I have a cgroup setup that I use to limit memory usage for rsync and firefox, primarily. It is a manual setup (no systemd involvement) that I run from a Makefile after each boot (yeah I know not great, but systemd is such a hassle to learn).

When I upgraded from ubuntu 21.04 to 22.04 today, the law of unintended consequences ensured that my cgroup setup no longer works, probably because cgroup V2 is now standard.

What it looks like to me is that the file hierarchy in /sys/fs/cgroups has changed. I used to have, for example for my user reik

/sys/fs/cgroup/memory/custom/reik-2048M

which I created with a Makefile snippet that generates the following script

MEM=2048M
sudo cgcreate -a reik -t reik -g memory:/custom/reik-$(MEM)
sudo cgset -r memory.limit_in_bytes=$(MEM) custom/reik-$(MEM)
sudo cgset -r memory.memsw.limit_in_bytes=$(MEM) custom/reik-$(MEM)

I could then run a program as follows

% gexec --sticky -g memory:custom/reik-2048M someprogram

With cgroup v2 the memory.blah variable names had changed, which I think I fixed, as follows

sudo cgcreate -a reik -t reik -g memory:/custom/reik-2048M
sudo cgset -r memory.max=2048M custom/reik-2048M
sudo cgset -r memory.swap.max=2048M custom/reik-2048M

But now I get an error if I try to run any program, say ls, as follows

% cgexec --sticky -g memory:custom/reik-2048M ls
cgroup change of group failed

One thing that seems different is that the file hierarchy no longer has the /memory/ component in it, that is, the path that gets created is just

/sys/fs/cgroup/custom/reik-2048M

That is as far as I got. I am looking for ideas on what I am doing wrong here. I also looked for docs about how to translate cgroup v1 commands into cgroup v2, but did not find anything very concrete.

reikred
  • 551

1 Answers1

1

tl;dr:

systemd-run --user -G -P -d -p MemoryMax=2G -p MemorySwapMax=2G ls

This will create a .service on the fly, with the specified settings and command. (For .service units the same settings would go into the [Service] section.) The --user makes it run under your own service manager rather than the system-wide one.

A predefined cgroup can be created as ~/.config/systemd/user/foo.slice and used via --slice with systemd-run (or Slice= in real .service units):

[Slice]
MemoryMax=2G
MemorySwapMax=2G

systemd-run --user --collect --slice=foo.slice --pty --shell

(Note about systemd's slice naming: Dashes are hierarchy separators, i.e. foo-bar.slice is a child of foo.slice.)
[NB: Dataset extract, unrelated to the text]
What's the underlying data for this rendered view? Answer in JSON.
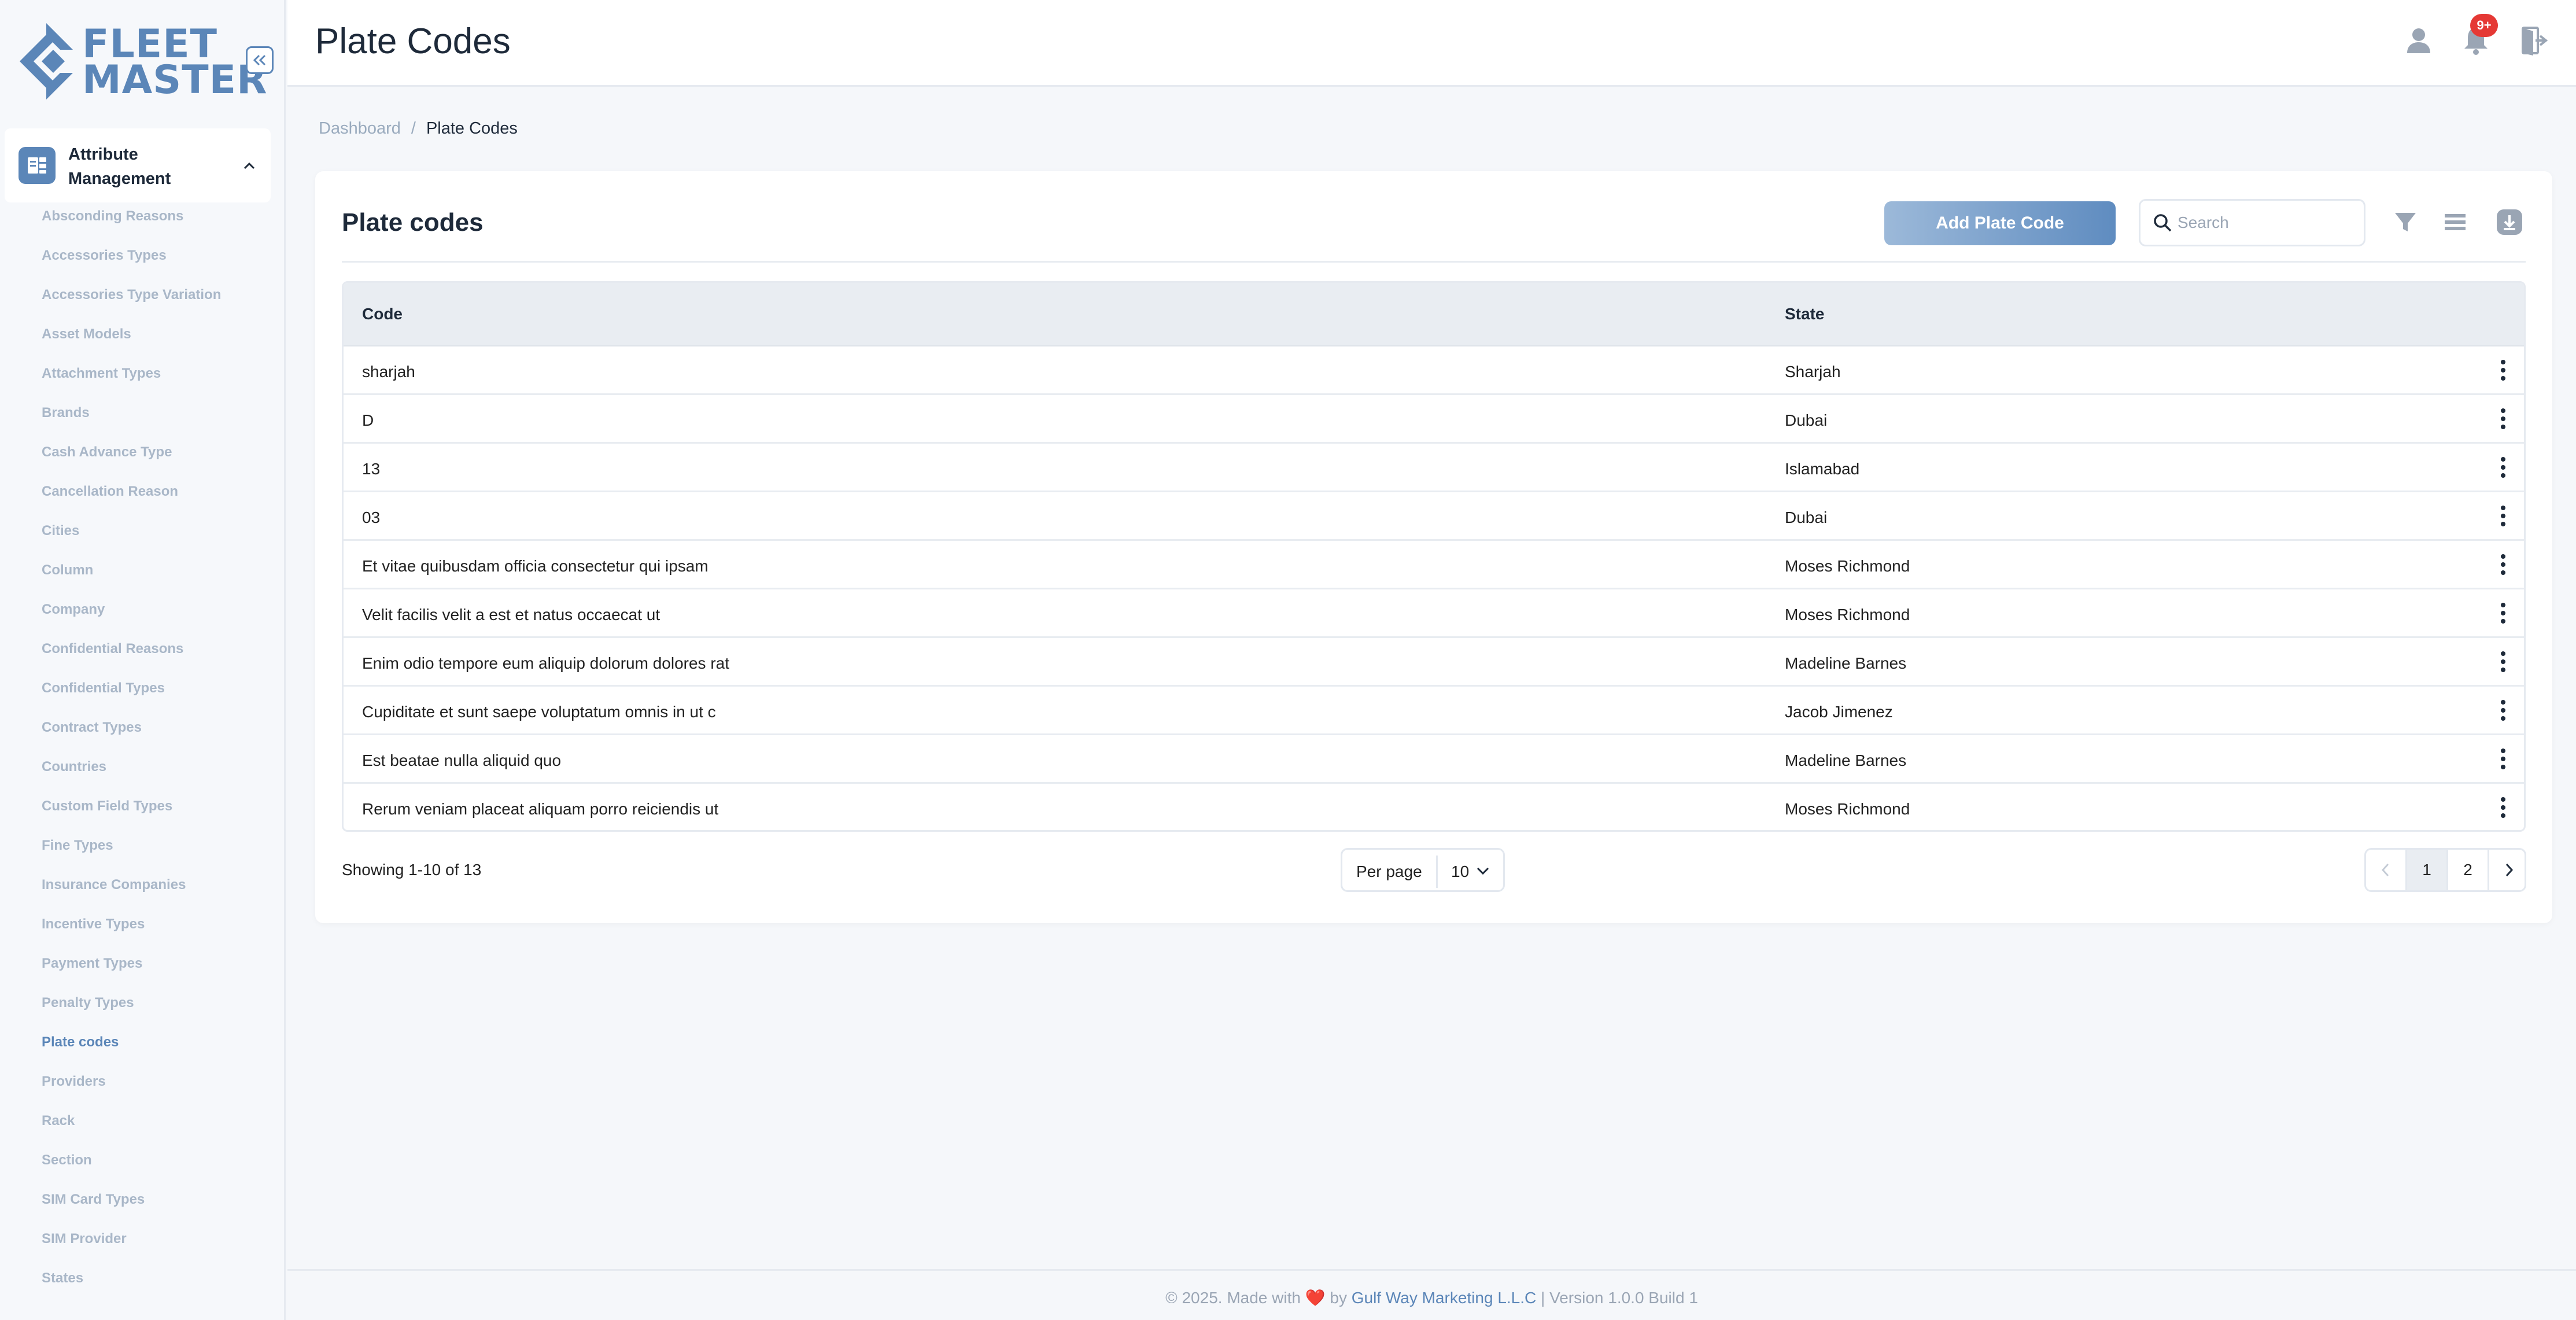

What it looks like to me is that the file hierarchy in /sys/fs/cgroups has changed. […] One thing that seems different is that the file hierarchy no longer has the /memory/ component in it, that is, the path that gets created is just

Yes, that's a big part of why it's cgroups "v2". The new cgroups system does not have individual per-controller trees anymore – there's only a single tree for everything, with subtrees having specific controllers enabled via their cgroup.controller files (cgcreate does this automatically).

In my tests, however, CGROUP_LOGLEVEL=debug says that the error message is because kernel doesn't allow the PID to be moved into the new cgroup. I'm not 100% sure as to why, but most likely the reason is that you're failing the "should be authorized to migrate to the common ancestor" rule in cgroup.c – the only common ancestor in this case is the root / cgroup, which you have no permissions for.

(systemd-run doesn't exec the process directly – instead it asks the systemd --user process to execute it, so both the source and destination cgroups are under the [...]/user@1000.service common ancestor which is owned by your UID and therefore passes the migration check.)


This leads to another difference worth mentioning – in the v2 model, a cgroup can either have tasks or subgroups but not both at once, so you couldn't actually move any processes into an ancestor cgroup; the previous paragraph uses "authorized to migrate" strictly in the sense of having write permissions to the common ancestor's cgroup.procs.

grawity
  • 501,077